Mentor
Ben Anadolu’nun küçük bir kasabasında büyüdüm; Beyaz Türklerin hepsini “ensest”, “pedofili”, “zoofili” (*) olarak gördüğü ve “Anadolu irfanı!” diye aşağıladıkları topraklarda geçti çocukluğum, ergenliğim. Üniversite falan derken beyazlaşsam da ben zenci kökenleri olan bir Türk’üm. Melez olmanın avantajları var; İçinde yaşamış olduğunuz için iki tarafı da anlayabiliyorsunuz. Böylece olanları kavramak kolaylaşıyor ama beyaz arkadaşlar ısrarla “ötekileri” anlamamakta ısrar ediyor.

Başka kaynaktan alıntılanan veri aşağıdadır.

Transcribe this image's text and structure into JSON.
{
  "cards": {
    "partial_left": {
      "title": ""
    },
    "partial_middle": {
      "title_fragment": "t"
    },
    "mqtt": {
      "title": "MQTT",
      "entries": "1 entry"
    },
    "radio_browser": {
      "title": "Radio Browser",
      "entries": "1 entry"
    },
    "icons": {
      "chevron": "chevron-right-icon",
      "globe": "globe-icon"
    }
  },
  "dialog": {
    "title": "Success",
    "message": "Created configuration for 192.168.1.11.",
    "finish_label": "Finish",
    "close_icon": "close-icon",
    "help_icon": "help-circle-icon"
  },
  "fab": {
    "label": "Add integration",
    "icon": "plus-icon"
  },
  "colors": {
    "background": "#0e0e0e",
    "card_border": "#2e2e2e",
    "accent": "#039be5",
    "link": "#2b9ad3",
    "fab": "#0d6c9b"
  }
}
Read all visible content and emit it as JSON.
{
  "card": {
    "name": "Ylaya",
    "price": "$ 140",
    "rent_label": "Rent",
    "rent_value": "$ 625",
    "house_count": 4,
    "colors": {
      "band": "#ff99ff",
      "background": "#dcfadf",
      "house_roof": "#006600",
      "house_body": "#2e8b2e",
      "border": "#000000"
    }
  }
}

Anadolu’da veya henüz eğitime, entelektüel faaliyetlere (sinema, tiyatro, müzik), düzenli sağlık hizmetine vs. gibi ulaşamamış ve yoksulluğu için tek alternatif devlet olan yerlerde bu beyaz arkadaşların bildiğinden çok daha fazla anlam taşır devlet ve korkulur. Devlet verendir ama karşılığında da ondan korkmak gerekir; zaten korkması için de her şey vardır. Aslında vatandaşa hizmetkar olması gereken memur kraldır ve Anadolu insanı bu güç karşısında çaresizdir. Atatürk sonrası çok uzun süre askeri vesayet altında yaşayan ülkede devletin sopası en korkulan şeydir. Anadolu insanına göre asker devlettir, devlet de CHP. Diyeceksiniz ki “1950 sonrası hep sağ iktidarlar oldu”, onlar da diyecek ki “asker her zaman sopası ile hazırdı.”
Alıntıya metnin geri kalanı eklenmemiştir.